Investing in Rental Properties

If you’ve ever paid rent in your life, you’ve probably wondered what it would be like to be the landlord. I know if you’re anything like me, you probably swore to one day do just that, to become the one making money by placing roofs over the heads of the masses rather than the one spending money that would never present a return on the investment. As I’ve grown and ‘done my homework’, I’ve discovered the being a landlord isn’t quite the bed of roses I always thought it would be.

We all know that investing in real estate is a risky venture. There is the excellent potential for a good return on your investment but the risks are always lurking in the background and if you have educated yourself properly in the real estate industry you are well aware of the risks that abound. Among the many opportunities in real estate investment, rental property continues to be a product that is in steady demand by the population and more and more often in shorter supply. Therefore I would cautiously call this a rather safe investment. I say cautiously because ‘stuff’ happens and anything can go wrong and quite often will.

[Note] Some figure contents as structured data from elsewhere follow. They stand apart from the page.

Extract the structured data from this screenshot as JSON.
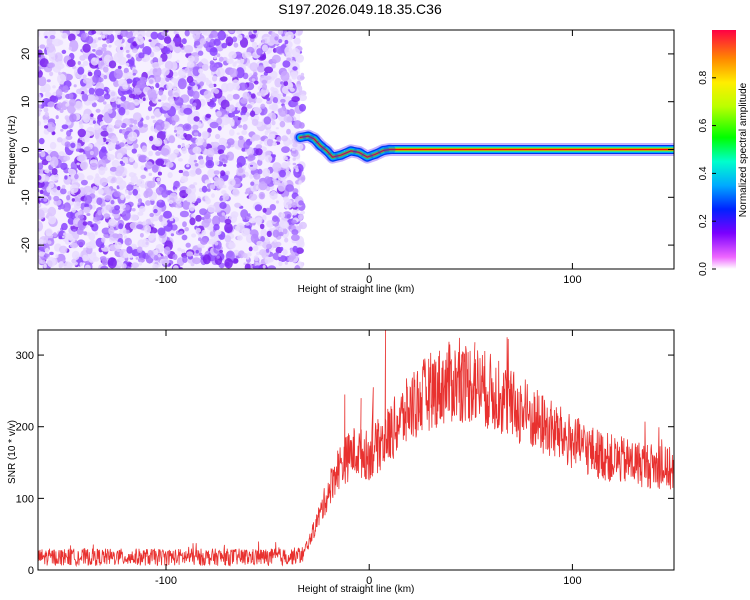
{
  "title": "S197.2026.049.18.35.C36",
  "chart_data": [
    {
      "type": "heatmap",
      "xlabel": "Height of straight line (km)",
      "ylabel": "Frequency (Hz)",
      "xlim": [
        -163,
        150
      ],
      "ylim": [
        -25,
        25
      ],
      "xticks": [
        -100,
        0,
        100
      ],
      "yticks": [
        -20,
        -10,
        0,
        10,
        20
      ],
      "noise_region_x": [
        -163,
        -34
      ],
      "signal_onset_x": -34,
      "track": [
        {
          "x": -34,
          "y": 2.5
        },
        {
          "x": -30,
          "y": 2.8
        },
        {
          "x": -27,
          "y": 2.2
        },
        {
          "x": -24,
          "y": 0.8
        },
        {
          "x": -21,
          "y": -0.2
        },
        {
          "x": -18,
          "y": -1.6
        },
        {
          "x": -14,
          "y": -1.2
        },
        {
          "x": -9,
          "y": -0.3
        },
        {
          "x": -5,
          "y": -0.6
        },
        {
          "x": -1,
          "y": -1.6
        },
        {
          "x": 3,
          "y": -1.0
        },
        {
          "x": 7,
          "y": -0.2
        },
        {
          "x": 10,
          "y": 0.0
        },
        {
          "x": 150,
          "y": 0.0
        }
      ],
      "colorbar": {
        "label": "Normalized spectral amplitude",
        "range": [
          0,
          1
        ],
        "ticks": [
          0.0,
          0.2,
          0.4,
          0.6,
          0.8
        ]
      }
    },
    {
      "type": "line",
      "xlabel": "Height of straight line (km)",
      "ylabel": "SNR (10 * v/v)",
      "xlim": [
        -163,
        150
      ],
      "ylim": [
        0,
        335
      ],
      "xticks": [
        -100,
        0,
        100
      ],
      "yticks": [
        0,
        100,
        200,
        300
      ],
      "series_color": "#e8312f",
      "envelope": [
        {
          "x": -163,
          "y": 18
        },
        {
          "x": -40,
          "y": 18
        },
        {
          "x": -32,
          "y": 22
        },
        {
          "x": -24,
          "y": 80
        },
        {
          "x": -16,
          "y": 140
        },
        {
          "x": -8,
          "y": 165
        },
        {
          "x": 0,
          "y": 160
        },
        {
          "x": 10,
          "y": 190
        },
        {
          "x": 20,
          "y": 225
        },
        {
          "x": 30,
          "y": 250
        },
        {
          "x": 40,
          "y": 262
        },
        {
          "x": 50,
          "y": 262
        },
        {
          "x": 60,
          "y": 248
        },
        {
          "x": 70,
          "y": 230
        },
        {
          "x": 80,
          "y": 212
        },
        {
          "x": 90,
          "y": 195
        },
        {
          "x": 100,
          "y": 178
        },
        {
          "x": 110,
          "y": 165
        },
        {
          "x": 120,
          "y": 155
        },
        {
          "x": 130,
          "y": 150
        },
        {
          "x": 140,
          "y": 145
        },
        {
          "x": 150,
          "y": 140
        }
      ],
      "spikes": [
        {
          "x": 8,
          "y": 335
        },
        {
          "x": -12,
          "y": 245
        },
        {
          "x": -4,
          "y": 240
        },
        {
          "x": 2,
          "y": 255
        },
        {
          "x": 52,
          "y": 318
        },
        {
          "x": 46,
          "y": 305
        }
      ]
    }
  ]
}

If you keep a few important tidbits of information in mind while scouting your potential rental investment property you will be reducing your risks ever so slightly.

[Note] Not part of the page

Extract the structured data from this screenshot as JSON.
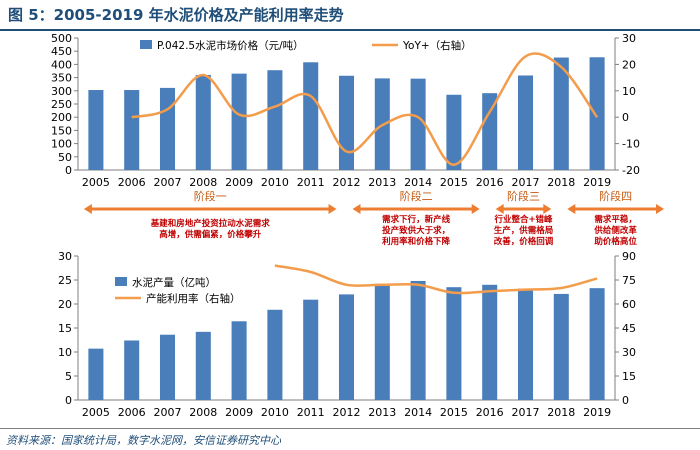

  1. Make sure you learn the laws regarding rental properties in your area. Each state has different laws about the rights and responsibilities of landlords and tenants. Make sure you are aware of the laws in your specific state.
  2. Location, location, location. It’s not just a saying. It’s actually quite important when you’re considering whether or not to invest in a property for the sake of gaining rental income. College towns are a great place to invest in rental property. Especially if the college has inadequate housing. Also busy streets are better to help you keep your property filled. Drive bys often generate more rentals than newspaper advertisements. Put a for rent sign in the yard and wait for the calls to come in.
  3. Choose low maintenance homes to rent. Vinyl siding is a good thing with rental houses, it requires no paint only an occasional pressure washing. You also don’t want to go top of the line with water heaters and appliances for a home that will see many many renters who care for less for the state of these things than you do. Keep that in mind when making not only your home purchase, but purchases for the home as well.
  4. Make sure the house you are considering for a rental property complies with zoning laws and is up to date on all codes. Have it inspected before you buy and explain what your intention for the property is. It is a very costly venture to bring a house completely up to code, especially if you’re only making a little bit more than the cost of the mortgage payment each month.
  5. Don’t buy a house for a rental if you are counting on raising the cost in order to recover your expense. First of all there is no guarantee that the current rental market will support an increase in rent (then you are making the note on an empty property) and secondly, things go wrong—roofs need replacing, flooring, paint, hot water heaters, and heating units. These repairs can be quite costly and if you’re not making enough each month to set aside a contingency fund for events such as this you may as well shoot yourself in the foot. It would be much less painful.

While there are no guarantees when investing in real estate whether for rental properties or anything else, following this advise will help reduce the risks you are taking. Good luck with your venture, my hope is that it will be a wildly successful one.